Onjuist inzicht in voorwaarden voor levering leidt tot pleitbaar standpunt

14 mei 2007 | Hoge Raad | jurisprudentie | LJN-nummer: AE4480 Zaaknr: 37175

Als een belastingplichtige een standpunt inneemt, dat niet juist is maar niet zodanig fout, dat de belastingplichtige bewust te weinig belasting betaalt, past het niet om een boete op te leggen wegens opzet of grove schuld. De staatssecretaris van Financiën ging in cassatie tegen een uitspraak van Hof Amsterdam, waarin dit tot het oordeel kwam dat de belastingplichtige een zogenaamd pleitbaar standpunt had ingenomen en dat om die reden de opgelegde boete moest worden vernietigd. De Hoge Raad bevestigde de uitspraak van het Hof. Het ging om de levering van een zeilboot aan een ondernemer. Die wilde de BTW-heffing daarover voorkomen en sprak daarom met een in België gevestigde ondernemer af, dat de boot aan hem zou worden geleverd en vervolgens door de Belgische ondernemer zou worden doorgeleverd aan een op de Britse kanaaleilanden gevestigd bedrijf. Van dat laatste bedrijf was de ondernemer in kwestie de aandeelhouder. De zeilboot werd door een ingehuurde schipper vanuit Nederland naar België gevaren en vertrok gelijk daarna naar de Kanaaleilanden om vandaar naar Nederland terug te varen.
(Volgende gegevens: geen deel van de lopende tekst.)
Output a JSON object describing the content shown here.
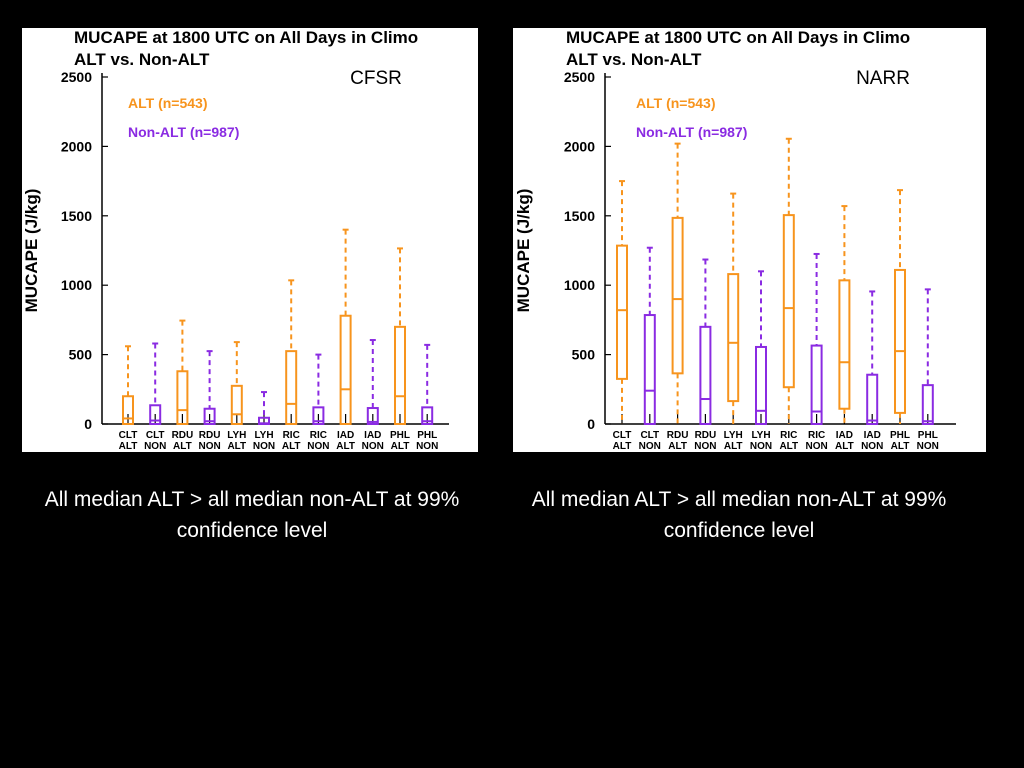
{
  "slide": {
    "captions": [
      "All median ALT > all median non-ALT at 99% confidence level",
      "All median ALT > all median non-ALT at 99% confidence level"
    ]
  },
  "colors": {
    "alt": "#f7941d",
    "non_alt": "#8a2be2",
    "axis": "#000000",
    "background": "#000000"
  },
  "chart_data": [
    {
      "type": "box",
      "title": "MUCAPE at 1800 UTC on All Days in Climo",
      "subtitle": "ALT vs. Non-ALT",
      "dataset_label": "CFSR",
      "ylabel": "MUCAPE (J/kg)",
      "ylim": [
        0,
        2500
      ],
      "yticks": [
        0,
        500,
        1000,
        1500,
        2000,
        2500
      ],
      "grid": false,
      "legend": [
        {
          "label": "ALT (n=543)",
          "group": "alt"
        },
        {
          "label": "Non-ALT (n=987)",
          "group": "non_alt"
        }
      ],
      "categories": [
        {
          "line1": "CLT",
          "line2": "ALT",
          "group": "alt",
          "min": 0,
          "q1": 0,
          "median": 40,
          "q3": 200,
          "max": 560
        },
        {
          "line1": "CLT",
          "line2": "NON",
          "group": "non_alt",
          "min": 0,
          "q1": 0,
          "median": 25,
          "q3": 135,
          "max": 580
        },
        {
          "line1": "RDU",
          "line2": "ALT",
          "group": "alt",
          "min": 0,
          "q1": 0,
          "median": 100,
          "q3": 380,
          "max": 745
        },
        {
          "line1": "RDU",
          "line2": "NON",
          "group": "non_alt",
          "min": 0,
          "q1": 0,
          "median": 20,
          "q3": 110,
          "max": 525
        },
        {
          "line1": "LYH",
          "line2": "ALT",
          "group": "alt",
          "min": 0,
          "q1": 0,
          "median": 70,
          "q3": 275,
          "max": 590
        },
        {
          "line1": "LYH",
          "line2": "NON",
          "group": "non_alt",
          "min": 0,
          "q1": 0,
          "median": 5,
          "q3": 45,
          "max": 230
        },
        {
          "line1": "RIC",
          "line2": "ALT",
          "group": "alt",
          "min": 0,
          "q1": 0,
          "median": 145,
          "q3": 525,
          "max": 1035
        },
        {
          "line1": "RIC",
          "line2": "NON",
          "group": "non_alt",
          "min": 0,
          "q1": 0,
          "median": 20,
          "q3": 120,
          "max": 500
        },
        {
          "line1": "IAD",
          "line2": "ALT",
          "group": "alt",
          "min": 0,
          "q1": 0,
          "median": 250,
          "q3": 780,
          "max": 1400
        },
        {
          "line1": "IAD",
          "line2": "NON",
          "group": "non_alt",
          "min": 0,
          "q1": 0,
          "median": 15,
          "q3": 115,
          "max": 605
        },
        {
          "line1": "PHL",
          "line2": "ALT",
          "group": "alt",
          "min": 0,
          "q1": 0,
          "median": 200,
          "q3": 700,
          "max": 1265
        },
        {
          "line1": "PHL",
          "line2": "NON",
          "group": "non_alt",
          "min": 0,
          "q1": 0,
          "median": 20,
          "q3": 120,
          "max": 570
        }
      ]
    },
    {
      "type": "box",
      "title": "MUCAPE at 1800 UTC on All Days in Climo",
      "subtitle": "ALT vs. Non-ALT",
      "dataset_label": "NARR",
      "ylabel": "MUCAPE (J/kg)",
      "ylim": [
        0,
        2500
      ],
      "yticks": [
        0,
        500,
        1000,
        1500,
        2000,
        2500
      ],
      "grid": false,
      "legend": [
        {
          "label": "ALT (n=543)",
          "group": "alt"
        },
        {
          "label": "Non-ALT (n=987)",
          "group": "non_alt"
        }
      ],
      "categories": [
        {
          "line1": "CLT",
          "line2": "ALT",
          "group": "alt",
          "min": 0,
          "q1": 325,
          "median": 820,
          "q3": 1285,
          "max": 1750
        },
        {
          "line1": "CLT",
          "line2": "NON",
          "group": "non_alt",
          "min": 0,
          "q1": 0,
          "median": 240,
          "q3": 785,
          "max": 1270
        },
        {
          "line1": "RDU",
          "line2": "ALT",
          "group": "alt",
          "min": 0,
          "q1": 365,
          "median": 900,
          "q3": 1485,
          "max": 2020
        },
        {
          "line1": "RDU",
          "line2": "NON",
          "group": "non_alt",
          "min": 0,
          "q1": 0,
          "median": 180,
          "q3": 700,
          "max": 1185
        },
        {
          "line1": "LYH",
          "line2": "ALT",
          "group": "alt",
          "min": 0,
          "q1": 165,
          "median": 585,
          "q3": 1080,
          "max": 1660
        },
        {
          "line1": "LYH",
          "line2": "NON",
          "group": "non_alt",
          "min": 0,
          "q1": 0,
          "median": 95,
          "q3": 555,
          "max": 1100
        },
        {
          "line1": "RIC",
          "line2": "ALT",
          "group": "alt",
          "min": 0,
          "q1": 265,
          "median": 835,
          "q3": 1505,
          "max": 2055
        },
        {
          "line1": "RIC",
          "line2": "NON",
          "group": "non_alt",
          "min": 0,
          "q1": 0,
          "median": 90,
          "q3": 565,
          "max": 1225
        },
        {
          "line1": "IAD",
          "line2": "ALT",
          "group": "alt",
          "min": 0,
          "q1": 110,
          "median": 445,
          "q3": 1035,
          "max": 1570
        },
        {
          "line1": "IAD",
          "line2": "NON",
          "group": "non_alt",
          "min": 0,
          "q1": 0,
          "median": 25,
          "q3": 355,
          "max": 955
        },
        {
          "line1": "PHL",
          "line2": "ALT",
          "group": "alt",
          "min": 0,
          "q1": 80,
          "median": 525,
          "q3": 1110,
          "max": 1685
        },
        {
          "line1": "PHL",
          "line2": "NON",
          "group": "non_alt",
          "min": 0,
          "q1": 0,
          "median": 20,
          "q3": 280,
          "max": 970
        }
      ]
    }
  ]
}
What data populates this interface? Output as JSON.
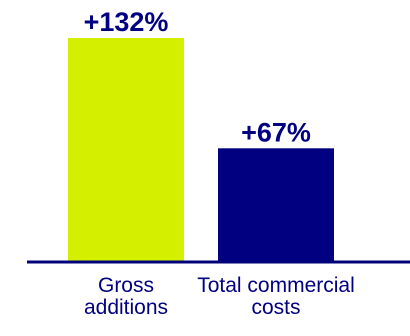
{
  "chart_data": {
    "type": "bar",
    "categories": [
      "Gross additions",
      "Total commercial costs"
    ],
    "category_lines": [
      [
        "Gross",
        "additions"
      ],
      [
        "Total commercial",
        "costs"
      ]
    ],
    "values": [
      132,
      67
    ],
    "data_labels": [
      "+132%",
      "+67%"
    ],
    "bar_colors": [
      "#d4f000",
      "#000080"
    ],
    "axis_color": "#00007a",
    "label_color": "#000080",
    "ylim": [
      0,
      140
    ],
    "grid": false,
    "legend": "none",
    "title": "",
    "xlabel": "",
    "ylabel": ""
  }
}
De overeenkomsten en facturen werden achteraf opgemaakt en geantedateerd. Volgens Het Hof heeft de Nederlandse ondernemer het zeiljacht niet geleverd aan de Belgische ondernemer. Dat betekent, dat de aanslag terecht is opgelegd. Het Hof is van mening, dat het standpunt dat wel een levering heeft plaatsgevonden pleitbaar is. Dan is van opzet of grove schuld geen sprake en daarom moet de boete vervallen. Volgens de Hoge Raad volgt uit het oordeel van het Hof niet zonder meer dat sprake is van een gefingeerd feitencomplex. Het Hof heeft ging ervan uit dat de ondernemer zich heeft willen verplichten tot levering van het jacht maar niet wist wat de juridische vereisten daarvoor waren. Dat oordeel is niet onbegrijpelijk. Daarop baseerde het Hof het oordeel dat opzet of grove schuld ontbreekt. Dat oordeel geeft geen blijk van een onjuiste rechtsopvatting volgens de Hoge Raad.